Because my grandmother birthed only one
child, I dreamed my mother had three sisters.

Midwives gathered at my grandmother’s death,
she was happy naming them, as her hand touched

each woman’s braids. And my daughter who faded
the lamp as evening slid into the room, chose lunar

mansions for these soft-bellied wraiths, her great
aunts: bearer of children, with her cow’s udder, the root

that binds feet. This was the death scene I invented
for a grandmother who died alone in her sleep,

all 27 bones in each hand clenched when the night
nurse found her. Another woman I read about

was haunted for years by her stillborn daughter –
a crumpled shoot born too early to be baptized

or buried. Years later, the woman’s son, a priest
who talked to the dead, lit candles, listened to the row

of crows outside the flames, saying the lost girl
must be named now: Marisol, yoked to me,

Marisol, which means light over the sea. The priest
baptized his sister 27 years after her death,

tossing water and oil into the air between the sign
of the cross. Holding her belly as a hymnal,

Marisol’s mother knelt in front of the oak door
mothers of the unnamed want to break

down.
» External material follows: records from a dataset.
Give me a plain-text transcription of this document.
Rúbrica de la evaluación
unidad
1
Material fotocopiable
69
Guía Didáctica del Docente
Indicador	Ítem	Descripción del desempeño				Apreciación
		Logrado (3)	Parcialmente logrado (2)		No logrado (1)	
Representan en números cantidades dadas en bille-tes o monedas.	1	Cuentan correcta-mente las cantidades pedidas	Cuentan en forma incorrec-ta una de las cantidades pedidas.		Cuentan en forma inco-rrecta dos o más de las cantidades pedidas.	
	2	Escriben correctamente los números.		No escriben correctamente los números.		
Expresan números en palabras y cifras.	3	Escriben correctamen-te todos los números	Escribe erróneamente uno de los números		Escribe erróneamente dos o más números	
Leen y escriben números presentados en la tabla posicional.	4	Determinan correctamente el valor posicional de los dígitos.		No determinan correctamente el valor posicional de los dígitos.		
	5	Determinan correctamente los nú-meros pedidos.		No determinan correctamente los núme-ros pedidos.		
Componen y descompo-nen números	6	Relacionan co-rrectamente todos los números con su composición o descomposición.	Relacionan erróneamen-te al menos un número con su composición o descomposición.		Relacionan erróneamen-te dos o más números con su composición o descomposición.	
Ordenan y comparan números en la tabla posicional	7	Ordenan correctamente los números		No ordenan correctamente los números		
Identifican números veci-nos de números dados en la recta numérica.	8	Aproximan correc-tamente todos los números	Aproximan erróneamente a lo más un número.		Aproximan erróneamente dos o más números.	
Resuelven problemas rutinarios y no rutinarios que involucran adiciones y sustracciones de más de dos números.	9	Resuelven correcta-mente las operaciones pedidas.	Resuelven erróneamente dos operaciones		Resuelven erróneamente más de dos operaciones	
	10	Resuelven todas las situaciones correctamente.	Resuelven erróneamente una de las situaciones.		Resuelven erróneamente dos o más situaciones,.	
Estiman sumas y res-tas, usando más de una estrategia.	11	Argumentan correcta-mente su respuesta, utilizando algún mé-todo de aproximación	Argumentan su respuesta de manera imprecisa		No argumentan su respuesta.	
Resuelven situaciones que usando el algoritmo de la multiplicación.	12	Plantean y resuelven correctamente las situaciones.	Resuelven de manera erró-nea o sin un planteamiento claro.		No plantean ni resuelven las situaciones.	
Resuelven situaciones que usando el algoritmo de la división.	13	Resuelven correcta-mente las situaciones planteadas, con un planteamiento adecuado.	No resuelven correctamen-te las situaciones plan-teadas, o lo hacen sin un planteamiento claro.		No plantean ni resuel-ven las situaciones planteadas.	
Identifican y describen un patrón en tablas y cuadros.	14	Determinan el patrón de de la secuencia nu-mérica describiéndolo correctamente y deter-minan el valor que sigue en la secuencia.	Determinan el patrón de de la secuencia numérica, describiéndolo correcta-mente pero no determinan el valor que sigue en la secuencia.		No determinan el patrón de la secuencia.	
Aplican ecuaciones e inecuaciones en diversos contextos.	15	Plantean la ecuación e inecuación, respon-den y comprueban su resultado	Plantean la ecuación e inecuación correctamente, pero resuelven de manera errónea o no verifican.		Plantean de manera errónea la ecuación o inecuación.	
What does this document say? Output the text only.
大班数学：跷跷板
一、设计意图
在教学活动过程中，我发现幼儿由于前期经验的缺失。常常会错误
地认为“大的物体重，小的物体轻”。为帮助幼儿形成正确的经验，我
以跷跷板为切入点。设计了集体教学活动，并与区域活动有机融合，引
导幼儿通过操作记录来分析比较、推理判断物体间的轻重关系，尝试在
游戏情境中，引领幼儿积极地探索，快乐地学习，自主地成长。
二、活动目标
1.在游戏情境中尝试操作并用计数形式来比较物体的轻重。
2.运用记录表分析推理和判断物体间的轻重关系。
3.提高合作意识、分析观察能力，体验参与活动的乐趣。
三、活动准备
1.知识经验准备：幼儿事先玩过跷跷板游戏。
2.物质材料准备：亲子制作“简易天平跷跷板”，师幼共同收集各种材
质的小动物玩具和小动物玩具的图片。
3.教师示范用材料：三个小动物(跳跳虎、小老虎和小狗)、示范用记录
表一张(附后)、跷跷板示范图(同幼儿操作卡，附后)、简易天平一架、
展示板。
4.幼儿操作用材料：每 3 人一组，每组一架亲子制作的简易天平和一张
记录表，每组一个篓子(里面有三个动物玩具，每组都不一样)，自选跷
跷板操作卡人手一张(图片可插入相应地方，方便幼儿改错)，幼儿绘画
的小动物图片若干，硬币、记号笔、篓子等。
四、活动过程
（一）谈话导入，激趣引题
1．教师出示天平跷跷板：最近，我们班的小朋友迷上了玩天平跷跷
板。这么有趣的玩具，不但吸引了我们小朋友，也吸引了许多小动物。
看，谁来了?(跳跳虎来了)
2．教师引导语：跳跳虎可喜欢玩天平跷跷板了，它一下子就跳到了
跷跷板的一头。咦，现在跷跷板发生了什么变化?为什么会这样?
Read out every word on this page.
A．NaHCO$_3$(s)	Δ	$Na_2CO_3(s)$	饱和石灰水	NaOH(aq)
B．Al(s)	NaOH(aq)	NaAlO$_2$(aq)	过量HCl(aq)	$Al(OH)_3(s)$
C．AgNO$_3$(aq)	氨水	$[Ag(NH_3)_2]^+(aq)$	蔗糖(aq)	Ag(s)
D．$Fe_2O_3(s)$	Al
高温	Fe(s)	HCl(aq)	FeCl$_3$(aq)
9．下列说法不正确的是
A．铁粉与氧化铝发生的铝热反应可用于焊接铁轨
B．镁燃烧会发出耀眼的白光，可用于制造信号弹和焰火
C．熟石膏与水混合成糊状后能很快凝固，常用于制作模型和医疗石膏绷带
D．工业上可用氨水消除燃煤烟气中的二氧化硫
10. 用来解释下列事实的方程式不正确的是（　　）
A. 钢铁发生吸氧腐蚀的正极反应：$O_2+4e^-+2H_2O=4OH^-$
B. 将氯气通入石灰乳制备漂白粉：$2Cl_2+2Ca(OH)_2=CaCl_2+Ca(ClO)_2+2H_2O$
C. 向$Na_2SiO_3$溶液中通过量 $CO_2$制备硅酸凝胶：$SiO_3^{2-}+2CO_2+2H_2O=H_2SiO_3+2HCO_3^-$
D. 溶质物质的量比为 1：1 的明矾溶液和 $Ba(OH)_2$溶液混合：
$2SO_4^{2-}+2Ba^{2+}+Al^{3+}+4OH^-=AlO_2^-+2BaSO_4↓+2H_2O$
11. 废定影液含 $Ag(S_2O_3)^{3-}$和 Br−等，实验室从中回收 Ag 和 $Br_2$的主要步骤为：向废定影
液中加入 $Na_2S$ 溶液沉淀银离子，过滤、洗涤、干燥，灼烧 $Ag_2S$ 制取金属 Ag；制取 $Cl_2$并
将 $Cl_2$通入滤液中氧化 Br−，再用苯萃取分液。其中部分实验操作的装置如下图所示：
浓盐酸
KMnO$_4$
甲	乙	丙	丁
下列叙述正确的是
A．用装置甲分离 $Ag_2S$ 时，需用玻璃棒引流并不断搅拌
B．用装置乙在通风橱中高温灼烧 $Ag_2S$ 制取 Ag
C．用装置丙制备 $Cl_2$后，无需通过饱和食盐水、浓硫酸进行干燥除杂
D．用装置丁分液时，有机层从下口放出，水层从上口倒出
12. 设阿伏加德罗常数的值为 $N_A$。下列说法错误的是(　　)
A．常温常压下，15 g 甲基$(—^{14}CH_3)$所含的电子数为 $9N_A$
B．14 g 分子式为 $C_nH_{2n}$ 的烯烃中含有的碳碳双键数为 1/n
Dissolved bones singing the way to secret
resting places. I dreamed my grandmother held

out her hands as divining rods—this is what
summoned three more daughters, this hunger

for infants who never formed or took her blood,
for the kingdom she could never hope to enter,

of women who wail for children they lost.
My mother knows she wasn’t enough to make

my cremated grandmother happy, her womb
full of crystallized seeds the last thing to burn.